President Obama’s top economic adviser is pushing back against pessimism about inequality in the U.S., with a new paper making the case that Obama’s policies have lowered inequality and that the U.S. economy can sustain growth and reduce inequality in the future.

In a paper for the Milken Institute released Friday, Council of Economic Advisers Chairman Jason Furman notes that income inequality has risen, but writes that just three changes to the tax code during the Obama administration have had “the equivalent of a rollback of about half a decade of drift toward greater inequality.”

Those changes are the expiration of the Bush tax cuts for high-income earners, new taxes on payrolls for Medicare and tax credits for low-income families.

Taken together, Furman argues, those policies will boost the economy by improving the safety net, eventually resulting in “$500 extra per year for a typical family of four.”

Furman, who has been the top White House economic adviser since June 2013, argues that greater equality can boost economic growth by fostering trust and political stability and ensuring that more people get education and engage in entrepreneurship.

“It is time – long past time – to reject the conventional wisdom that greater inequality is the inevitable consequence of allowing technological change and global economic integration to power growth,” Furman concludes. “There is just no compelling reason to believe that well-designed policies to narrow this widening gap would meaningfully reduce the level or growth of output, and every reason to believe they could provide a meaningful boost to working families.”

That conclusion is partly aimed at the work of the French economist Thomas Piketty, whose best-selling book Capital in the 21st Century attracted widespread attention this year for warning of the possibility that slow economic growth could yield ever-higher wealth inequality. Although Piketty’s book was extremely well received in the U.S. by liberals, Furman has written in criticism of some of Piketty’s findings before and returns to second-guessing some of Piketty’s claims in Friday’s paper.
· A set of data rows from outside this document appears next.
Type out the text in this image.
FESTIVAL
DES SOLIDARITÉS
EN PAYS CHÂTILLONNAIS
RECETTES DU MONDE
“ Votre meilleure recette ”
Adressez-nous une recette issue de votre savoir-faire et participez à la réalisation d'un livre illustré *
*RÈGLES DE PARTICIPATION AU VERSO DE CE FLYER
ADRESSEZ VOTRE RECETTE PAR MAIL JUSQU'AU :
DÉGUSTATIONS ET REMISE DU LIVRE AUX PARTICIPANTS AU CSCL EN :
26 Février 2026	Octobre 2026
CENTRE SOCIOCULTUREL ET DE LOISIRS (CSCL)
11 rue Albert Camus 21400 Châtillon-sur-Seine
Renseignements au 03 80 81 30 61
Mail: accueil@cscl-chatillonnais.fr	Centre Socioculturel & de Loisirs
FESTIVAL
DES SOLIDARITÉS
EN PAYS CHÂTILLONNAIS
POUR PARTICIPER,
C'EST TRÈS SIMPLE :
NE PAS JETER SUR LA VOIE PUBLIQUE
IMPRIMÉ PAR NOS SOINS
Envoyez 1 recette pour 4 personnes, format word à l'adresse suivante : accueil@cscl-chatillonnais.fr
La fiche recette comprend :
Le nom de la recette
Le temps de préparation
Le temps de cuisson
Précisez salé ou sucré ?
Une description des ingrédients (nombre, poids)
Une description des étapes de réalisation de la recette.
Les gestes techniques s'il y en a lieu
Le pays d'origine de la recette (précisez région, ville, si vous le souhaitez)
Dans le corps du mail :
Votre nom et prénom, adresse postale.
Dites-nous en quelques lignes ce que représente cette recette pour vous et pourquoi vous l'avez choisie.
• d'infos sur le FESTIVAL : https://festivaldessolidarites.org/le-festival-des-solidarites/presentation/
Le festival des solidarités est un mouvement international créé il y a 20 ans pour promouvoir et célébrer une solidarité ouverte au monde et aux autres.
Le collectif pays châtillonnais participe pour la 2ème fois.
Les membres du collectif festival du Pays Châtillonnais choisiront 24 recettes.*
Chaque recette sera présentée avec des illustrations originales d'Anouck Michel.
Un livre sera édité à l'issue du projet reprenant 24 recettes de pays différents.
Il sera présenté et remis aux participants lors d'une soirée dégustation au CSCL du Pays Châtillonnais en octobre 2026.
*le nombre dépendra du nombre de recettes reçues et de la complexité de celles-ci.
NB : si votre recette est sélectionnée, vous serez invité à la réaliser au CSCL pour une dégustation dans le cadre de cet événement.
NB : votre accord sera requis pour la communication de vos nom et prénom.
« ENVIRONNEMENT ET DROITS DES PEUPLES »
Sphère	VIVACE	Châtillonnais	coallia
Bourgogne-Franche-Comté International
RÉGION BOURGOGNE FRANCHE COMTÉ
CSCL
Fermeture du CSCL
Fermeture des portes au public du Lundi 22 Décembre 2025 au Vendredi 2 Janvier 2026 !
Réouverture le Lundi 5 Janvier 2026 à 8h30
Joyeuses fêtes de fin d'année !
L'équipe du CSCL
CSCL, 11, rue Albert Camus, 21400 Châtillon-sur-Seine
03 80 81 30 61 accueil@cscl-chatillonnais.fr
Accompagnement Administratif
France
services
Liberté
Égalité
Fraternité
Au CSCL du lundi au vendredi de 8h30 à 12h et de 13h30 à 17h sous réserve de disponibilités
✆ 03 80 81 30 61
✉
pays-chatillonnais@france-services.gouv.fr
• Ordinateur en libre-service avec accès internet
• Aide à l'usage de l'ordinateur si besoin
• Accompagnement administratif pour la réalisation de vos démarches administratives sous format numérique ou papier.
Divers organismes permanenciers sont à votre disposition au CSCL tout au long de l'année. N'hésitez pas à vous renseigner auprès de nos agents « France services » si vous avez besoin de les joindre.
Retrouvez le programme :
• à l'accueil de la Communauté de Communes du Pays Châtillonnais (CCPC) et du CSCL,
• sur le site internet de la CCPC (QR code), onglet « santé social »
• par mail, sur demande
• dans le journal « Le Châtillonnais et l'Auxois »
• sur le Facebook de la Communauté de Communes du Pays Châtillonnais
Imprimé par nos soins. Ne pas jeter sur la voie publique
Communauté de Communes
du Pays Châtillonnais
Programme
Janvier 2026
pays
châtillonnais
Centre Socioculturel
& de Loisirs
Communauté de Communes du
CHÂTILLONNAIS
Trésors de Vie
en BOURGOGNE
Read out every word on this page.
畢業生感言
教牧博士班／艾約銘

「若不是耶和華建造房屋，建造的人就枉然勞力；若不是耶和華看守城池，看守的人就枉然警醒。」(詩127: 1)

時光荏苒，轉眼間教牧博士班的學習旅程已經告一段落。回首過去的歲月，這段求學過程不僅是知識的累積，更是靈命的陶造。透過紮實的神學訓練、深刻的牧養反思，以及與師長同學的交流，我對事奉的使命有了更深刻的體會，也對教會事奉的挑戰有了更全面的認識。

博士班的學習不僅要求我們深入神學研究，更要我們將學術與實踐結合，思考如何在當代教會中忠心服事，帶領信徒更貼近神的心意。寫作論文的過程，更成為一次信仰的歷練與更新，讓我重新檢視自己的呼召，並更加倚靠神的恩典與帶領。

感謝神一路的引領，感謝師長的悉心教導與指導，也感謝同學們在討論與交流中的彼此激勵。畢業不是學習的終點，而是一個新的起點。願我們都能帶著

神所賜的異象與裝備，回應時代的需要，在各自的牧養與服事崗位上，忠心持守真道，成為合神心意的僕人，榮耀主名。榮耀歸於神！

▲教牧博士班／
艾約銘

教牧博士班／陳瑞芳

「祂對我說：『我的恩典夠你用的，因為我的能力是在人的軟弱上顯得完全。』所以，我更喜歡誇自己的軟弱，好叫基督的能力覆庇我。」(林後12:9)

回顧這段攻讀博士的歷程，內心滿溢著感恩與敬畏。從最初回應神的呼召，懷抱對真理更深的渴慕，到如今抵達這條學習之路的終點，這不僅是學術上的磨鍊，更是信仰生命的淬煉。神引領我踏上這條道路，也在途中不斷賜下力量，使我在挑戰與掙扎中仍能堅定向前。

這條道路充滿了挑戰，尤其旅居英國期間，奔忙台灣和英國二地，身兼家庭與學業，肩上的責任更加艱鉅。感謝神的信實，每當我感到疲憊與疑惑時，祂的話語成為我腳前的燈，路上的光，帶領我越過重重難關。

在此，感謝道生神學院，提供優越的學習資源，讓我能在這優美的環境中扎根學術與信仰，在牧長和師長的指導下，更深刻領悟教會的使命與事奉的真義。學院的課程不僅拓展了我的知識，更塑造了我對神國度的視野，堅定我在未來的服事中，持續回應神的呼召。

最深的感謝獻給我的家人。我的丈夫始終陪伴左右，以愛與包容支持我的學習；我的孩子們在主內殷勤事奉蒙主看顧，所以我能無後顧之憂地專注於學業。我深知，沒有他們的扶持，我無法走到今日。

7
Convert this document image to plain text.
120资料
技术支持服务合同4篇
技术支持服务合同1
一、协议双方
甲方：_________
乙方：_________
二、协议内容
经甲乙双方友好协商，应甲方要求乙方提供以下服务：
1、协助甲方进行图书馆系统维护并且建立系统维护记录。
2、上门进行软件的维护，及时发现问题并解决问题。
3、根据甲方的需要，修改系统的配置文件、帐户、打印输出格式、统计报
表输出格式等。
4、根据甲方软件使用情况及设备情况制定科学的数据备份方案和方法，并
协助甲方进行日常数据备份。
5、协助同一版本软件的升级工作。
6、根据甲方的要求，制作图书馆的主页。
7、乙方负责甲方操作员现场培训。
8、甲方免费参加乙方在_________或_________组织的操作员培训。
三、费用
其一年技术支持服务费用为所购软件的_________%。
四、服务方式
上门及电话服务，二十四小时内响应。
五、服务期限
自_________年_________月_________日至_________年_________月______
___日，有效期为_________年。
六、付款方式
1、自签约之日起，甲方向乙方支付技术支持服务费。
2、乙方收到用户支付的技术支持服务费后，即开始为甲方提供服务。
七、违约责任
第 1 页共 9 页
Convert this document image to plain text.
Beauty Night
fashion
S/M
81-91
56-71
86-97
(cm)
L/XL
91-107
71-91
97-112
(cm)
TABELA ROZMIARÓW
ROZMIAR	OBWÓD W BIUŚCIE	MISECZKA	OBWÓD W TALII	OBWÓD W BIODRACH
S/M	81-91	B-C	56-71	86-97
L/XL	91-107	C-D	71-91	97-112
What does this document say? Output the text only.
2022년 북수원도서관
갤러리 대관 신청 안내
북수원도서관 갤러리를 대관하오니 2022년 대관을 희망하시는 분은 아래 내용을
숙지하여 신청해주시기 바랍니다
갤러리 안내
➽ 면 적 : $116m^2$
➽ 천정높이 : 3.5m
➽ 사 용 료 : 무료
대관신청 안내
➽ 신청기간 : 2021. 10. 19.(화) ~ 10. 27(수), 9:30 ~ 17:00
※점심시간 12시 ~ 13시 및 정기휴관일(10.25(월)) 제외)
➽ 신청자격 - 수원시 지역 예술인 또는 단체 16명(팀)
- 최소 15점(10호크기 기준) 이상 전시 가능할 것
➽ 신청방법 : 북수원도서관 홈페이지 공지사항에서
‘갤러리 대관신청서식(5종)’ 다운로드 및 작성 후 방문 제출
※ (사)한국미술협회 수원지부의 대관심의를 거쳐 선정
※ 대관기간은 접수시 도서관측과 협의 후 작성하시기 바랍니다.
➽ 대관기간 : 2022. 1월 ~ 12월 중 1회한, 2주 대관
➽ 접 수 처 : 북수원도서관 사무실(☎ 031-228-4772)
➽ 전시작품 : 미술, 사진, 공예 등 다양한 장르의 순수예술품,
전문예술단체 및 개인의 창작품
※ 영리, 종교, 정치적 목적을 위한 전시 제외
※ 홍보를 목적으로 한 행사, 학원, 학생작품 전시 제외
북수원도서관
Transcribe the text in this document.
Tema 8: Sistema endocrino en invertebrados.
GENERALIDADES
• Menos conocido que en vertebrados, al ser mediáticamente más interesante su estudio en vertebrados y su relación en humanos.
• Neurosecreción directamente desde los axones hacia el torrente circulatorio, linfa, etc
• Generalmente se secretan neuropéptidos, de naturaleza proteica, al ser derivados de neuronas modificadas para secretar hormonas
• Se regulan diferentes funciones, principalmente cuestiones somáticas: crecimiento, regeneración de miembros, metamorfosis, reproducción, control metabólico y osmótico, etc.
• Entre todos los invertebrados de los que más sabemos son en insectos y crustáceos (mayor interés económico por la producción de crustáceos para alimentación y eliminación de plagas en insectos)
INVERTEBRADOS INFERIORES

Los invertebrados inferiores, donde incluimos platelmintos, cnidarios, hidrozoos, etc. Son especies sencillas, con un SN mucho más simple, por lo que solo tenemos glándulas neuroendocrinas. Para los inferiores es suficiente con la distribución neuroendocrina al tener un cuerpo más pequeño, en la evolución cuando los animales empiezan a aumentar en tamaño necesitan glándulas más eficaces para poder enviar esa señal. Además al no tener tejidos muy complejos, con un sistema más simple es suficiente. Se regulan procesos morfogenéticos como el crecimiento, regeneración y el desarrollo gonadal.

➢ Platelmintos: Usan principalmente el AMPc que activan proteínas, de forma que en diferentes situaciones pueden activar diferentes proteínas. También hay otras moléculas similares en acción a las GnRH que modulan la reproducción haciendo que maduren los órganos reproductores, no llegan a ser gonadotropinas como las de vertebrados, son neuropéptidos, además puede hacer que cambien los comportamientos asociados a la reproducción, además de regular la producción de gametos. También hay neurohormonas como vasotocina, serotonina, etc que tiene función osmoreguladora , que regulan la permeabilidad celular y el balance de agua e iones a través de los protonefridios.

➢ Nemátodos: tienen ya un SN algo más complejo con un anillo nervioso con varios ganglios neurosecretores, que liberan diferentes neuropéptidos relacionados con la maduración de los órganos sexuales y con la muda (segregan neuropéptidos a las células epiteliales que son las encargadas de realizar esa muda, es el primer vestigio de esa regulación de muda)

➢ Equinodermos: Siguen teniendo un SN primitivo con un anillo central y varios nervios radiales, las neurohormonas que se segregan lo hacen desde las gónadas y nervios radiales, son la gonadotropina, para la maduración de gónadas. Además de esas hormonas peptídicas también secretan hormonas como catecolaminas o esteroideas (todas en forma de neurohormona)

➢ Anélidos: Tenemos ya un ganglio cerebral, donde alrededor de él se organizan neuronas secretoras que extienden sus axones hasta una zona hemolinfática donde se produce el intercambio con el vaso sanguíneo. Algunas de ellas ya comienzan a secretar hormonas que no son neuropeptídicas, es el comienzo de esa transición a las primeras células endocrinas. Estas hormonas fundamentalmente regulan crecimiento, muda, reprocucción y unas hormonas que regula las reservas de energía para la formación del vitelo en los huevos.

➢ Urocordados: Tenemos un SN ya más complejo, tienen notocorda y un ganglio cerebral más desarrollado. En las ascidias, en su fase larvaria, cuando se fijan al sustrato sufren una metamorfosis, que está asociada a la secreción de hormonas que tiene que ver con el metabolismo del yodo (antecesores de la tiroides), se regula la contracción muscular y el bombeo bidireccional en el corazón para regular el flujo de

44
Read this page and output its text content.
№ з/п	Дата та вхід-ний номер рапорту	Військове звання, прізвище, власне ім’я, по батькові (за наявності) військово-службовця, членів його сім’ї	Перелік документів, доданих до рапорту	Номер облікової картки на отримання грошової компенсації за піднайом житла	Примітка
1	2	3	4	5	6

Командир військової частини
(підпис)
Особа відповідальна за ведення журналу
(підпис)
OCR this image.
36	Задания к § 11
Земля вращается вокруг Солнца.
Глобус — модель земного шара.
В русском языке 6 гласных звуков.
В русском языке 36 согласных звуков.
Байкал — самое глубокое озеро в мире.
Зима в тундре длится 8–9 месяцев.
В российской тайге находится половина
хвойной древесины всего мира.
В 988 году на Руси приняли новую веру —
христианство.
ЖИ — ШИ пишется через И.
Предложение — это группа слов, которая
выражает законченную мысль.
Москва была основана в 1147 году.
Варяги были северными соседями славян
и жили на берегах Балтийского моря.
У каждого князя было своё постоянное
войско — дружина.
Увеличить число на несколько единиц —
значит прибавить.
Furman’s argument comes on the same day that Federal Reserve Chairwoman Janet Yellen spoke out about her worries about rising inequality in an unusual departure from her normal focus on monetary and regulatory policy. Yellen said Friday that “it is appropriate to ask whether this trend is compatible with values rooted in our nation’s history, among them the high value Americans have traditionally placed on equality of opportunity.”

President Obama has called addressing inequality the “defining challenge of our time,” although in recent months, he has spoken more about expanding opportunity for the middle class and less about inequality specifically.